ここから出るためにも、知らなければならないことは山ほどある。片言ながら、なんとか会話できるようになったミュウから、これだけのことを聞き出した。

まずは、ここにSSランクを超える四体の魔物が存在しているということ事実だ。

「ハクゲイ! オオキイ!」

圧倒的な巨体により、存在そのものが驚異的な破壊を巻き起こす〈白鯨〉。

「フシチョウ! ビリビリ!」

嵐と雷を自在に操り、混沌とした森に空から調和をもたらす〈不死鳥〉。

「ロウオウ! カチコチ!」

己に近づく者はたとえ何であろうと、氷の刃で斬り裂く孤高の存在〈狼王〉。

「リュウオウ! メラメラ!」

理性と寛容さを持ち合わせつつも、敵対する者は容赦せず灼き尽くす暴君〈竜王〉。

森の広大さもさることながら、これら四体の存在によって、この森は脱出不可能な檻となり、同時に人間の侵入を阻んでいるということらしい。

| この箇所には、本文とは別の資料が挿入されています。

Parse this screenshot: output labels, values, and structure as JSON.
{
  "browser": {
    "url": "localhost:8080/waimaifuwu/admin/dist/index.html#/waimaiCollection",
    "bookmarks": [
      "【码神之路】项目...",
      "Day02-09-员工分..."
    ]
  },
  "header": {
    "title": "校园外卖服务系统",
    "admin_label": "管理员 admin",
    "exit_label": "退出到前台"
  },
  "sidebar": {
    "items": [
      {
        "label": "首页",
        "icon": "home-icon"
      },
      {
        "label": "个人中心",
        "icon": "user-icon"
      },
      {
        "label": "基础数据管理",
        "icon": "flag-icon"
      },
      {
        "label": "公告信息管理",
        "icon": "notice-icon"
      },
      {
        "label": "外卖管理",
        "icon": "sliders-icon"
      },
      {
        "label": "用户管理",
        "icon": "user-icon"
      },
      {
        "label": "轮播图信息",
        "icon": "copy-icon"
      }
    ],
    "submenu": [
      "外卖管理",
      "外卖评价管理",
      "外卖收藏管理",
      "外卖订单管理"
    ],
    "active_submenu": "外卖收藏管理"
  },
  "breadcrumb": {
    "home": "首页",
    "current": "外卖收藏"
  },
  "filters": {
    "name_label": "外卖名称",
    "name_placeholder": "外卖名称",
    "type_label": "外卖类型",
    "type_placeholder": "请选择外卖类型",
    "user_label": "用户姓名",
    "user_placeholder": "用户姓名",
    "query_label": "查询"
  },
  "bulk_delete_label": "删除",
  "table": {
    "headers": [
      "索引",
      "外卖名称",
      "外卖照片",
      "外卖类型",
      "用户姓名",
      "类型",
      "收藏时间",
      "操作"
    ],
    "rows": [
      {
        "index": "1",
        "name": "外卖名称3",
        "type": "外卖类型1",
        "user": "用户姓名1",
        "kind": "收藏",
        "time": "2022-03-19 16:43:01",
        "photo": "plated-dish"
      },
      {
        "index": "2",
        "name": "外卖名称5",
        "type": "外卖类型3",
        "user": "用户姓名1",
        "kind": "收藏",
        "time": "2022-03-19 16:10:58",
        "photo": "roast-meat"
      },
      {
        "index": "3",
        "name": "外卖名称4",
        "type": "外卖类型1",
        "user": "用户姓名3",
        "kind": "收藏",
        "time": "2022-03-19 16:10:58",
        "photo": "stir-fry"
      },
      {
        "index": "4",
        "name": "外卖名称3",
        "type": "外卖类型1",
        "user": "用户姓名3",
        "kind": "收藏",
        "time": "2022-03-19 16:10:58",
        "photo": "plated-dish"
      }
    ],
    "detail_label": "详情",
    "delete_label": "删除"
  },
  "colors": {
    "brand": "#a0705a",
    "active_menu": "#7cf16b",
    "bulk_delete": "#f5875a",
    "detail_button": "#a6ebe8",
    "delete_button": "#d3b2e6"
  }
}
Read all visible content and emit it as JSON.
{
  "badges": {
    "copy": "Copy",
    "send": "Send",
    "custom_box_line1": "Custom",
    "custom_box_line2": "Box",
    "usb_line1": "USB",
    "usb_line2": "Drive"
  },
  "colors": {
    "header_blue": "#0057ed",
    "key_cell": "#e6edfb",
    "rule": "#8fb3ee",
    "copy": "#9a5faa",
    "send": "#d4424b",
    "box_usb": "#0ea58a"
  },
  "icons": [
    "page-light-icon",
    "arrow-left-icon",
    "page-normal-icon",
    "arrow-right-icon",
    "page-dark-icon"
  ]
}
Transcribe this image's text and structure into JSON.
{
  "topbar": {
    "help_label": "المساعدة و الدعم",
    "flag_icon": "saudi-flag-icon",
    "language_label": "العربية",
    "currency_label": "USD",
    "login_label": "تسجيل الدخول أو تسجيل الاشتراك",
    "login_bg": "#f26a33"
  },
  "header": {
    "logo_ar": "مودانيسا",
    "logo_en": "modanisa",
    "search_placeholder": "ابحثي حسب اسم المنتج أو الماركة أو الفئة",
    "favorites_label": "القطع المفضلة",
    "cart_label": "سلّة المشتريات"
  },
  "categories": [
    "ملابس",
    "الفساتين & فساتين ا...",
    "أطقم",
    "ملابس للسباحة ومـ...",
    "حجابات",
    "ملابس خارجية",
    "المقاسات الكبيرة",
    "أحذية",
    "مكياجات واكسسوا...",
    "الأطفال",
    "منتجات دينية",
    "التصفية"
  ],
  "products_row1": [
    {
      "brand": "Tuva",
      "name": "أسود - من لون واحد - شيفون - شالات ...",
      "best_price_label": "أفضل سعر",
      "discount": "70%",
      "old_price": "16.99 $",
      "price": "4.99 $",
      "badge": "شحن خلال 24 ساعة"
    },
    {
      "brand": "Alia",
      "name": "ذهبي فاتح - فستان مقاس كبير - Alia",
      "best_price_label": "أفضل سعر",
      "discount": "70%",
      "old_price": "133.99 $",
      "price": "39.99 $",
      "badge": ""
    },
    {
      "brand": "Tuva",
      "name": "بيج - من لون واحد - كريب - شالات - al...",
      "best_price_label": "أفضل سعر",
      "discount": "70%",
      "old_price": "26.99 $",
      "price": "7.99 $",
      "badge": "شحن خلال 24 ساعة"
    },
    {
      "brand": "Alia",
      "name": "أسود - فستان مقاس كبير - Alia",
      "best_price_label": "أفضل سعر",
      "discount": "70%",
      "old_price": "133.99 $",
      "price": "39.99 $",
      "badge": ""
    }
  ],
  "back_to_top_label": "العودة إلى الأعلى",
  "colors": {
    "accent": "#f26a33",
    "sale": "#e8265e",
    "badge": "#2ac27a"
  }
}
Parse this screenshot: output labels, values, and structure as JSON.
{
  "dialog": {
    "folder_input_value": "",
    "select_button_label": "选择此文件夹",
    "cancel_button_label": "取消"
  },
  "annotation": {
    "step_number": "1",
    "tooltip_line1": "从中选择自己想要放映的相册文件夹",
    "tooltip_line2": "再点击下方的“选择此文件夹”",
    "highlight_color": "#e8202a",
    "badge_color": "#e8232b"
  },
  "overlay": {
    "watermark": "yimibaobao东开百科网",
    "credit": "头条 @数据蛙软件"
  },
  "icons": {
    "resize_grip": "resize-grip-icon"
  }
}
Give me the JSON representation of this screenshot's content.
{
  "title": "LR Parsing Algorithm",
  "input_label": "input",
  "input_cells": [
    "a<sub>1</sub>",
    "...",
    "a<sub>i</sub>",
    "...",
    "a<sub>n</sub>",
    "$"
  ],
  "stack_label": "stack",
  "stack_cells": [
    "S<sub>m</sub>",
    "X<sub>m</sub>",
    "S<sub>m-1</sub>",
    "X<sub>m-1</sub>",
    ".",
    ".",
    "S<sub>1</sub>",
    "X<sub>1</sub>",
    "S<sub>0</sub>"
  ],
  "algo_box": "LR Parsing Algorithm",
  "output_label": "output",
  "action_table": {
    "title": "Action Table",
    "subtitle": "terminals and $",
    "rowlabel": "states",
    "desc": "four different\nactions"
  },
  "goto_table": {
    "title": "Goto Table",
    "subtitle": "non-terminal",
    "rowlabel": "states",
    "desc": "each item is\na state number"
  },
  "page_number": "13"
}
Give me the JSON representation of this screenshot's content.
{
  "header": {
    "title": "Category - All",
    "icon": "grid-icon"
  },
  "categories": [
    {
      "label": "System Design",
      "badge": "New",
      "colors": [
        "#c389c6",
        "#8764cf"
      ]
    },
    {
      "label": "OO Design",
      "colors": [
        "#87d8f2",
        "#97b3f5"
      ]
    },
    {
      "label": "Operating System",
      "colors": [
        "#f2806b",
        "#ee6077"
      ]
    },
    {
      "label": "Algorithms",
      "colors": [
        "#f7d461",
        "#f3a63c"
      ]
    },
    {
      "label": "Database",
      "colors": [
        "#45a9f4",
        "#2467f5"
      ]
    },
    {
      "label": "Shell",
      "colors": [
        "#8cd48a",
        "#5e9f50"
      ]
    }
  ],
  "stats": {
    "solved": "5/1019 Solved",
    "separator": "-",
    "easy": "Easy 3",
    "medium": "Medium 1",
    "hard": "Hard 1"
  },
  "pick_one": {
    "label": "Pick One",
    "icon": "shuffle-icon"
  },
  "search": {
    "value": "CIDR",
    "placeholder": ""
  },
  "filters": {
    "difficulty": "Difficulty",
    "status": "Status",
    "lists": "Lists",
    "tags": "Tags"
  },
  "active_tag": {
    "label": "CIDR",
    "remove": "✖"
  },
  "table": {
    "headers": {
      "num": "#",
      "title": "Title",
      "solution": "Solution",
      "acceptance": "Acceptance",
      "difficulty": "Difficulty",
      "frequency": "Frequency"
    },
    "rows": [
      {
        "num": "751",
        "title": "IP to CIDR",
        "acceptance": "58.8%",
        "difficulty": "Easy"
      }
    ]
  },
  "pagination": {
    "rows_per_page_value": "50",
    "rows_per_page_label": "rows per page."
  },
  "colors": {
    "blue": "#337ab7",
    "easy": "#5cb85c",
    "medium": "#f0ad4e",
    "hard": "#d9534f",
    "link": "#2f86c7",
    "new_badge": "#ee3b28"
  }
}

「つまりあれだ……ここはゲームで言えば、すべてが終わった後の場所なんだな」

エンディングクリア後の、やり込み要素みたいな場所だ。超絶難易度の無限ダンジョンみたいな。

「追放するにはうってつけってわけだ」

つくづく、自分の幸運を痛感する。よくここまで生き延びたものだ。俺を追放した王も魔術師も、まさか今俺がこんなふうに悠々自適な生活をしているとは思っていないだろう。